By Hiran de Silva

Most people who know me know that I am deeply committed to Excel, not as a hobby, not as a commodity skill, but as a vehicle for solving real business challenges. Over the years, my methods have helped organisations escape “Excel Hell” and move to “Excel Done Well.” That transformation is not about memorising formulas or watching quick tutorials — it’s about strategic thinking, creative problem-solving, and the ability to design systems that scale.

That is why I have chosen a very deliberate teaching model: AI for core content, and in-person delivery for what really matters.


Why AI, and How I Use It

Let me be clear: when I say I use AI in my program, I do not mean I asked ChatGPT to “write a course on Excel in 10 chapters.” That approach — and sadly it is being promoted in some circles — is not teaching, it’s fakery. It produces content with no expertise, no insight, and no value beyond the superficial.

What I do is very different.

I create my teaching tracks as dialogues or screenplays between two or more characters. This simulates the real learning process: questions, confusions, counterpoints, and clarifications. Anyone who has taught knows that learners often get stuck in the same areas, and the best way to address those points is through dialogue — anticipating and responding to the questions as they arise.

AI helps me turn my raw ideas (spoken into my phone) into draft screenplays, scripts, and structured lessons. Think of it as my digital production team: it captures my expertise, organises it, and presents it in a way that makes the learning track consistent, reusable, and easy to follow. I remain the originator, the editor, and the final authority.

I also extend this into a customised AI assistant for students in my program. Unlike generic ChatGPT answers, which may throw unfamiliar code or inconsistent advice, my assistant provides responses aligned with my framework — my patterns, my code modules, my methodologies. Learners don’t get gobbledygook, they get reusable building blocks, delivered in a way that matches what they’ve been taught. This consistency keeps everyone on the same page and allows them to focus on creativity and strategy rather than decoding alien syntax.

That’s the role of AI in my teaching: to systematise the repeatable, mechanical content and to make my intellectual capital available on demand — but always within the framework I’ve designed.


Where the Human Teacher is Essential

So what is my role? My role is the map and the navigation.

Learning the mechanics — turning the steering wheel, pressing the accelerator, switching on the indicators — can be taught once, packaged, and delivered efficiently. But driving from A to B requires more: choosing the route, responding to roadblocks, making judgment calls when the unexpected happens.

That’s where a human teacher is irreplaceable.

In my workshops and surgeries, I help learners face real business challenges and ask the right questions:

  • What is the real need here?
  • How do we apply these principles in this messy situation?
  • Which route gets us to the right destination?

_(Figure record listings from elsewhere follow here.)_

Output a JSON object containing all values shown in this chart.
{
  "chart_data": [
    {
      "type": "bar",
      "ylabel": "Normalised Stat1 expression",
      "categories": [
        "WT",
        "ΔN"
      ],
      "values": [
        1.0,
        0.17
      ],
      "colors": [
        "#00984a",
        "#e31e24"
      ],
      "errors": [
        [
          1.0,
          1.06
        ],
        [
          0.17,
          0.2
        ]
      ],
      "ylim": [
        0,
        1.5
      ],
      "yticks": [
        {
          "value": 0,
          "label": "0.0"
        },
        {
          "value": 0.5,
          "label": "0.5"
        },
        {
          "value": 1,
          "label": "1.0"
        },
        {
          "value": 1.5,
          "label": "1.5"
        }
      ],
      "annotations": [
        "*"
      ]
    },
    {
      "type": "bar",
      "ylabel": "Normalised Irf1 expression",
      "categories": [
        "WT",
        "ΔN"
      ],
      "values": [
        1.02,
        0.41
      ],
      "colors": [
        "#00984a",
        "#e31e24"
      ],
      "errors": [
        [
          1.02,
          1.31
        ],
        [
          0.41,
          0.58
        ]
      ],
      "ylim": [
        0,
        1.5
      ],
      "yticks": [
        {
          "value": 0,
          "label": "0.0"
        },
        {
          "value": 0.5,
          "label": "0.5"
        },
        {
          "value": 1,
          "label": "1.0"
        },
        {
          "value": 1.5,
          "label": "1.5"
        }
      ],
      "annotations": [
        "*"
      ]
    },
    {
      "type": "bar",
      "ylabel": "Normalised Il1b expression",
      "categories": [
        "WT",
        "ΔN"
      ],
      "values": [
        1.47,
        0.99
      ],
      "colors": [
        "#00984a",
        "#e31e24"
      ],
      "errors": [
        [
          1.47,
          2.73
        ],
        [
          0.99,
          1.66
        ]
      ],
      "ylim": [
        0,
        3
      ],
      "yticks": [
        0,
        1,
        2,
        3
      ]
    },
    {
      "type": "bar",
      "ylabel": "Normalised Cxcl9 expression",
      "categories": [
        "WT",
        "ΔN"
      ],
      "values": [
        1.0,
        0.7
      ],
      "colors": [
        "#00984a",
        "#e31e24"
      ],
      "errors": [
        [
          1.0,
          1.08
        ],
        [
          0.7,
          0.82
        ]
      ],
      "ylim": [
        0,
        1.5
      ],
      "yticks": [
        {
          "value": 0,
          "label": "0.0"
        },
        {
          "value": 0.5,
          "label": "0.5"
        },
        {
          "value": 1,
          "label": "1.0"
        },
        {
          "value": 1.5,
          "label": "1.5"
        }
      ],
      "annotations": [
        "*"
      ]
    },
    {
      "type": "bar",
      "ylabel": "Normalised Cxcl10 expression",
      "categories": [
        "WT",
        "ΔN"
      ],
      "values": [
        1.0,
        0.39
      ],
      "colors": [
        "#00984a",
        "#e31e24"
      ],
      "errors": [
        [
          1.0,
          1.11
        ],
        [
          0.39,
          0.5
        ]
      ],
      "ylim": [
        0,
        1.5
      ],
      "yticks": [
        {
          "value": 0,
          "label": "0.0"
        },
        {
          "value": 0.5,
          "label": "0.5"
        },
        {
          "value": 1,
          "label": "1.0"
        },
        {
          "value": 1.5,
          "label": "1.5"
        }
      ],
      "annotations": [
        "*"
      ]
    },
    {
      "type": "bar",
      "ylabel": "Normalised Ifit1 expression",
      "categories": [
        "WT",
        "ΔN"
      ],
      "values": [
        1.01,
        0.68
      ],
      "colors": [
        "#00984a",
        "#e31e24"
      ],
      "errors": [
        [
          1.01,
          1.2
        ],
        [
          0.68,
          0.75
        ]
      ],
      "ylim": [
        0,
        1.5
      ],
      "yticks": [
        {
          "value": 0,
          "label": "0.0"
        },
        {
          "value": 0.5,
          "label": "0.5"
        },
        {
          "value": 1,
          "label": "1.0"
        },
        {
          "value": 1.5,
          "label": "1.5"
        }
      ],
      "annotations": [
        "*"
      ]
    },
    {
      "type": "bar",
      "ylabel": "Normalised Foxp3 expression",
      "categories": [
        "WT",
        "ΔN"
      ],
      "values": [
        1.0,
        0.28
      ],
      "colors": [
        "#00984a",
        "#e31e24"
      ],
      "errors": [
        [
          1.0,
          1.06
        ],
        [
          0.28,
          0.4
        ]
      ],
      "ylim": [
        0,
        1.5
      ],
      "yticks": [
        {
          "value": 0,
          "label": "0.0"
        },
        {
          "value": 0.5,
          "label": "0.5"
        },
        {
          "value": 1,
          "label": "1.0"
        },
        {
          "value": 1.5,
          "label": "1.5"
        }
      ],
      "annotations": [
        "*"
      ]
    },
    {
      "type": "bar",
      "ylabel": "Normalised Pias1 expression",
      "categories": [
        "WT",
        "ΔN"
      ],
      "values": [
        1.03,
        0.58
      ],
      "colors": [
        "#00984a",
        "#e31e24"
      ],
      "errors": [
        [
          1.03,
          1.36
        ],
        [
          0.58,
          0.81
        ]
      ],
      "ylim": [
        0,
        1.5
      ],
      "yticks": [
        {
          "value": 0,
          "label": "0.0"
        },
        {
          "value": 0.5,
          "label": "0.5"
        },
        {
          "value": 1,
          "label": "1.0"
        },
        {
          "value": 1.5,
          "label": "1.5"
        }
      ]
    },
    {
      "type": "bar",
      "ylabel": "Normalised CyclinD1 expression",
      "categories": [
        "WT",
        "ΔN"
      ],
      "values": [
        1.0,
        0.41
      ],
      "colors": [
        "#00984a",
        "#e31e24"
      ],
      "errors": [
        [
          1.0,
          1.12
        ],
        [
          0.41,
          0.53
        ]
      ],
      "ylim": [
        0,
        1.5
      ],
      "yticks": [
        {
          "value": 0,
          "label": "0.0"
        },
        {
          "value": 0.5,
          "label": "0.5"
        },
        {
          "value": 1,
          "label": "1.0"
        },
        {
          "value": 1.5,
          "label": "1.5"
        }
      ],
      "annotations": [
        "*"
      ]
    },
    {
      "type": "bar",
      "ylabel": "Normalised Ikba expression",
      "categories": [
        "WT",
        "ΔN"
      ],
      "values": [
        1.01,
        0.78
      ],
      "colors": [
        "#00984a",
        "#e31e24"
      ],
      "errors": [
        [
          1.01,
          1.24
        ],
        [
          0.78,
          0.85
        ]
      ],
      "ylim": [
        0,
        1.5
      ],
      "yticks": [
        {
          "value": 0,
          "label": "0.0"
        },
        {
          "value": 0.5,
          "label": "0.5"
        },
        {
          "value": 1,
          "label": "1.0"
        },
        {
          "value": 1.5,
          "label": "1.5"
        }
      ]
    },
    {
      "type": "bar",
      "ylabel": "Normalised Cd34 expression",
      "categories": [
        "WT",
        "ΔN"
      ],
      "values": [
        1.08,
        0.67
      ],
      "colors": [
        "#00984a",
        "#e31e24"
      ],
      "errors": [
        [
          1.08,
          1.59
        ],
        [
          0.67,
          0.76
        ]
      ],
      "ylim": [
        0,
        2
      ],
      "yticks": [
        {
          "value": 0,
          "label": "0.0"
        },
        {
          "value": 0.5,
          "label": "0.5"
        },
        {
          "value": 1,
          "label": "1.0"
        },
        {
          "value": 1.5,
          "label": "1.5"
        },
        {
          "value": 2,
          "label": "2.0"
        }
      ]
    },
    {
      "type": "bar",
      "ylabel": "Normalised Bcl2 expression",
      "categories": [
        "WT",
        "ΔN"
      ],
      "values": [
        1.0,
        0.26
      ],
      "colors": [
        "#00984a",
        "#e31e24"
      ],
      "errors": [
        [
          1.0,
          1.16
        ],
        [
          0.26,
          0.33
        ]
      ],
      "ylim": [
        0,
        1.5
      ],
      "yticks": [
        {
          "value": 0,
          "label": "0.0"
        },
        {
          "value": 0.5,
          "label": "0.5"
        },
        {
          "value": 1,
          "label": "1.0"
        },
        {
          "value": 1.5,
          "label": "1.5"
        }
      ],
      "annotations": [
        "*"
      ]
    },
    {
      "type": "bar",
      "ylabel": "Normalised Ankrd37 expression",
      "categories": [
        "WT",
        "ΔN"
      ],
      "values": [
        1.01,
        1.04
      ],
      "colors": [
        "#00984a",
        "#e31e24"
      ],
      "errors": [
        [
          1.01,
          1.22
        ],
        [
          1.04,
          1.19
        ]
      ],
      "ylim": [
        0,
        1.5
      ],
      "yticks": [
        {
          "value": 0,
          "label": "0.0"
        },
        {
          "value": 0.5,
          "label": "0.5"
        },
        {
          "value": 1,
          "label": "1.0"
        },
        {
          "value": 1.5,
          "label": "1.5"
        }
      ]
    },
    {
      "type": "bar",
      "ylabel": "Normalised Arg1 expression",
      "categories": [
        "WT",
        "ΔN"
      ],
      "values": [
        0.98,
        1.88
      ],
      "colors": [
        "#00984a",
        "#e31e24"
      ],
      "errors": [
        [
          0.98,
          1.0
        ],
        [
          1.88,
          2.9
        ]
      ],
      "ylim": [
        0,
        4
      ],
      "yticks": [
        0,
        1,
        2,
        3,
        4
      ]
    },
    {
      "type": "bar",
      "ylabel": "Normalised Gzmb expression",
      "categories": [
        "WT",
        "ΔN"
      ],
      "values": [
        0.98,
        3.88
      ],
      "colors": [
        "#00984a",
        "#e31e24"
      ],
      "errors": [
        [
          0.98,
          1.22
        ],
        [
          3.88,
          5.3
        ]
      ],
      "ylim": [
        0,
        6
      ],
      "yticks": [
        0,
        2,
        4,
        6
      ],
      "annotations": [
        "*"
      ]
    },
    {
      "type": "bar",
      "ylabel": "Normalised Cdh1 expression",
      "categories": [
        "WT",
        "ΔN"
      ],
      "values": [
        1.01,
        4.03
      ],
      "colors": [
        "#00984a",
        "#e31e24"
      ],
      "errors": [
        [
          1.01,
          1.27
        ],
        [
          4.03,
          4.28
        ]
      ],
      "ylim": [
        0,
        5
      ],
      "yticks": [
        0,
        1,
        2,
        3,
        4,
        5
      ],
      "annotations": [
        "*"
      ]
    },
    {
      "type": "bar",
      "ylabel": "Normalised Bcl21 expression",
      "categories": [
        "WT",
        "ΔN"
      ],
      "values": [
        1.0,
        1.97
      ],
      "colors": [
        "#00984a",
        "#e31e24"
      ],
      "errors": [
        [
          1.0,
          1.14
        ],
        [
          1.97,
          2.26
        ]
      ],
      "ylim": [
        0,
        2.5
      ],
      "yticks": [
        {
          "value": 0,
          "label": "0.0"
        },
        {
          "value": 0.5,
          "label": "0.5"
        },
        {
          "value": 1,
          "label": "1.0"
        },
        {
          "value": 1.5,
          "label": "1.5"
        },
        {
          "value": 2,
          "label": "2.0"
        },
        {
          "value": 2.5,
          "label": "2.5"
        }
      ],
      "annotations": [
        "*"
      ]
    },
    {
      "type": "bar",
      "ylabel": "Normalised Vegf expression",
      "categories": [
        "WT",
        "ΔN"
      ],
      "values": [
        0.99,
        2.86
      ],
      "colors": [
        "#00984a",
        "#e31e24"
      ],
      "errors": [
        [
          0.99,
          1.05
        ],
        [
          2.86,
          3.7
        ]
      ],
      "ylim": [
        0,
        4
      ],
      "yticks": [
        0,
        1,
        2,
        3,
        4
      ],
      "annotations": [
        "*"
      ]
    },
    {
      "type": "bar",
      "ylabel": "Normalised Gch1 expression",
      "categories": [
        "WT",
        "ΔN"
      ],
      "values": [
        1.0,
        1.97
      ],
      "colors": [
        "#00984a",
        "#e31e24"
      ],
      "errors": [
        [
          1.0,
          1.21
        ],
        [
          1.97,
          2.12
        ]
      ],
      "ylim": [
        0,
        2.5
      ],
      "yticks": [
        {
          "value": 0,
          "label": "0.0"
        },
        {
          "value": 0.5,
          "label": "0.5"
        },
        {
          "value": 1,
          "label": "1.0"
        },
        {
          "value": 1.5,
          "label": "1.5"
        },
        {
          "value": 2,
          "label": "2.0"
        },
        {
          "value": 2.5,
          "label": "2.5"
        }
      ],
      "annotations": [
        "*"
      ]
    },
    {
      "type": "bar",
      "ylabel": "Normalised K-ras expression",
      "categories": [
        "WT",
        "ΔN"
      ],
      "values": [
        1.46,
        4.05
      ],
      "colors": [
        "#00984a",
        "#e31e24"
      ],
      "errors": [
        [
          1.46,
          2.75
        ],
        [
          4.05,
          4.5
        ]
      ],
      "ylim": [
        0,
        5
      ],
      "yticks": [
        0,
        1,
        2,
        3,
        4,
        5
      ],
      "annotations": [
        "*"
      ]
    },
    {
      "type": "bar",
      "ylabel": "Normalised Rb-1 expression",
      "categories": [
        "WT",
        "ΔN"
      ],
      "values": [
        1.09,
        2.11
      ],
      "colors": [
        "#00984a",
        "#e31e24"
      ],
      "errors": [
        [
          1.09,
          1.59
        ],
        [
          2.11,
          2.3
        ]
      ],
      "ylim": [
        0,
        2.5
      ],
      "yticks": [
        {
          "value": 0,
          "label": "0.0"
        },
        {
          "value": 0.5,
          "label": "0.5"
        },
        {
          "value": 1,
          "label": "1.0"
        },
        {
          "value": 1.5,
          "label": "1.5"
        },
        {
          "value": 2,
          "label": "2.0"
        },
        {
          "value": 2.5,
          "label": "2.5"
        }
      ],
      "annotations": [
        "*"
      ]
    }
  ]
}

This is where critical thinking, creativity, and empathy matter. And this is where the mainstream model fails, because most of what’s out there has it the wrong way round.


The Wrong Way Round

Here is the paradox:

  • Mainstream online teaching uses humans for product demonstrations — the equivalent of reading out the User Guide, but on camera.
  • Then, when learners actually need the human touch — “How do I apply this in my case?” — the teacher is absent.

Unless you are selling drills on QVC, recording yourself reading the manual is an inefficient use of human effort. Where the human you is needed is in interaction, in problem-solving, in real-time dialogue. But that is exactly what the current model avoids.

Why? Because the incentive is visibility. To be liked, to be seen as an expert (even if you’re not), and to avoid situations where a real question might expose the limits of your knowledge.

The result: shiny drill bits, but holes in the wrong place.


Why This Matters

This is not just about style. The consequences are real:

  • Learners think they are “trained” but cannot solve actual business problems.
  • Businesses remain stuck in Excel Hell.
  • A $100 billion FP&A/ERP industry profits from the belief that Excel cannot scale — when in fact it can.

My Alternative Model

Here is the alternative I am building:

  • AI delivers the User Guide. The demos. The repeatable, mechanical skills.
  • I deliver the navigation. Live, interactive, strategic teaching.
  • Students get a consistent framework. Both in the packaged material and in the on-demand AI assistant trained on my methods.

This way, learners know not only what the tools are, but also how to apply them to create real value.


A Call for Higher Standards

If you are learning Excel, remember: most tutorials are just the User Guide, read aloud. Valuable as far as it goes — but not enough.

If you are teaching Excel, ask yourself: are you putting your energy into being seen, or into being useful? Are you helping learners get from A to B, or are you showing them how to switch on the radio and enjoy the ride?

The teaching profession — and the business world — deserves better.

That is why I am doing it differently.